Unique drinking behavior: Most birds take a sip of water and throw back their heads to let the water trickle down their throats. But pigeons (and all of their relatives in the family Columbidae) suck up water, using their beaks like straws.
Magnetic sensitivity: Do pigeons have compasses in their heads? Not really, but pigeons, especially those bred for their homing instincts, seem to be able to detect the Earth’s magnetic fields. Cornell University pigeon researcher Dr. Charles Walcott says that magnetic sensitivity, along with an ability to tell direction by the sun, seems to help pigeons find their ways home.
Locomotion: On the ground, pigeons don’t hop the way many birds do.
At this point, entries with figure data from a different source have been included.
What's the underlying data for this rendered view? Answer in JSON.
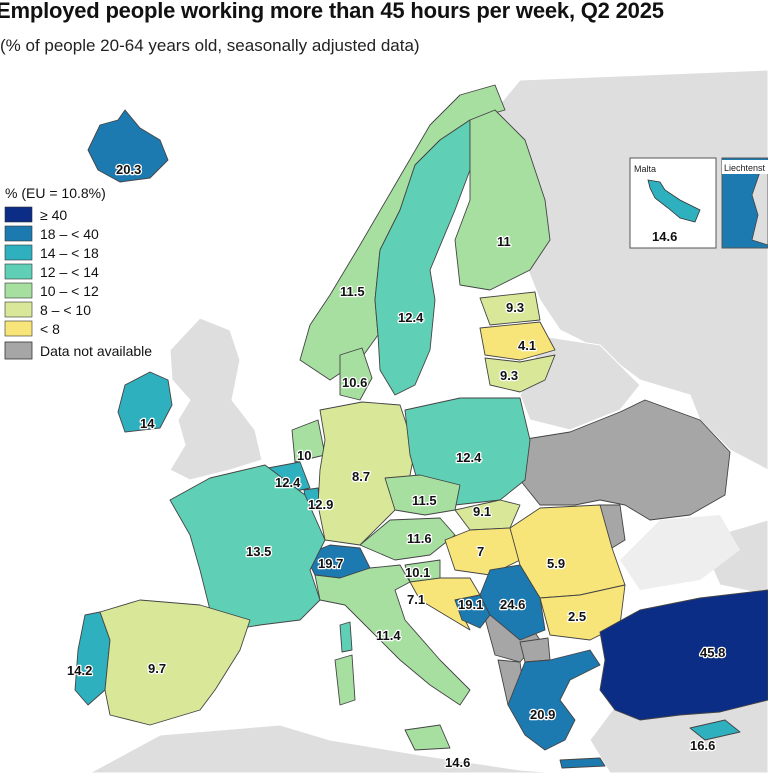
{
  "title": "Employed people working more than 45 hours per week, Q2 2025",
  "subtitle": "(% of people 20-64 years old, seasonally adjusted data)",
  "legend": {
    "title": "% (EU = 10.8%)",
    "items": [
      {
        "label": "≥ 40",
        "color": "#0b2d85"
      },
      {
        "label": "18 – < 40",
        "color": "#1d7ab0"
      },
      {
        "label": "14 – < 18",
        "color": "#2fb0bf"
      },
      {
        "label": "12 – < 14",
        "color": "#5fd0b5"
      },
      {
        "label": "10 – < 12",
        "color": "#a6dfa0"
      },
      {
        "label": "8 – < 10",
        "color": "#d8e898"
      },
      {
        "label": "< 8",
        "color": "#f8e57a"
      }
    ],
    "nodata_label": "Data not available",
    "nodata_color": "#a6a6a6"
  },
  "insets": {
    "malta": {
      "title": "Malta",
      "value": "14.6"
    },
    "liechtenstein": {
      "title": "Liechtenst"
    }
  },
  "values": {
    "iceland": "20.3",
    "ireland": "14",
    "norway": "11.5",
    "sweden": "12.4",
    "finland": "11",
    "estonia": "9.3",
    "latvia": "4.1",
    "lithuania": "9.3",
    "denmark": "10.6",
    "netherlands": "10",
    "belgium": "12.4",
    "luxembourg": "12.9",
    "germany": "8.7",
    "poland": "12.4",
    "czechia": "11.5",
    "slovakia": "9.1",
    "austria": "11.6",
    "hungary": "7",
    "romania": "5.9",
    "bulgaria": "2.5",
    "slovenia": "10.1",
    "croatia": "7.1",
    "bosnia": "19.1",
    "serbia": "24.6",
    "switzerland": "19.7",
    "france": "13.5",
    "portugal": "14.2",
    "spain": "9.7",
    "italy": "11.4",
    "greece": "20.9",
    "turkey": "45.8",
    "cyprus": "16.6",
    "sicily_malta": "14.6"
  }
}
They walk or run with their heads bobbing back and forth. Pigeons are strong fliers and can fly up to 40 or 50 miles per hour. Some pigeons are raised for their exceptional abilities to fly fast and find their ways home. These pigeons may fly as far as 600 miles in a day. Although feral pigeons are good fliers too, most of these birds seem to stay close to their regular feeding sites.
Natural predators: One species of falcon, Merlin, eats so many pigeons its scientific name is Falco columbarius (with the “columba-“ meaning pigeon) and it was formerly called Pigeon Hawk. Merlins are medium-sized falcons and although they are not very common in cities, you can bet they are preying on pigeons living in open parks near marshes and ponds.
Fancy pigeons: People raise all kinds of fancy pigeons. The breeds have names, such as rollers, tumblers, and fantails, which reflect the way the birds fly or the way they look. Sometimes, people take their fancy pigeons to compete in shows.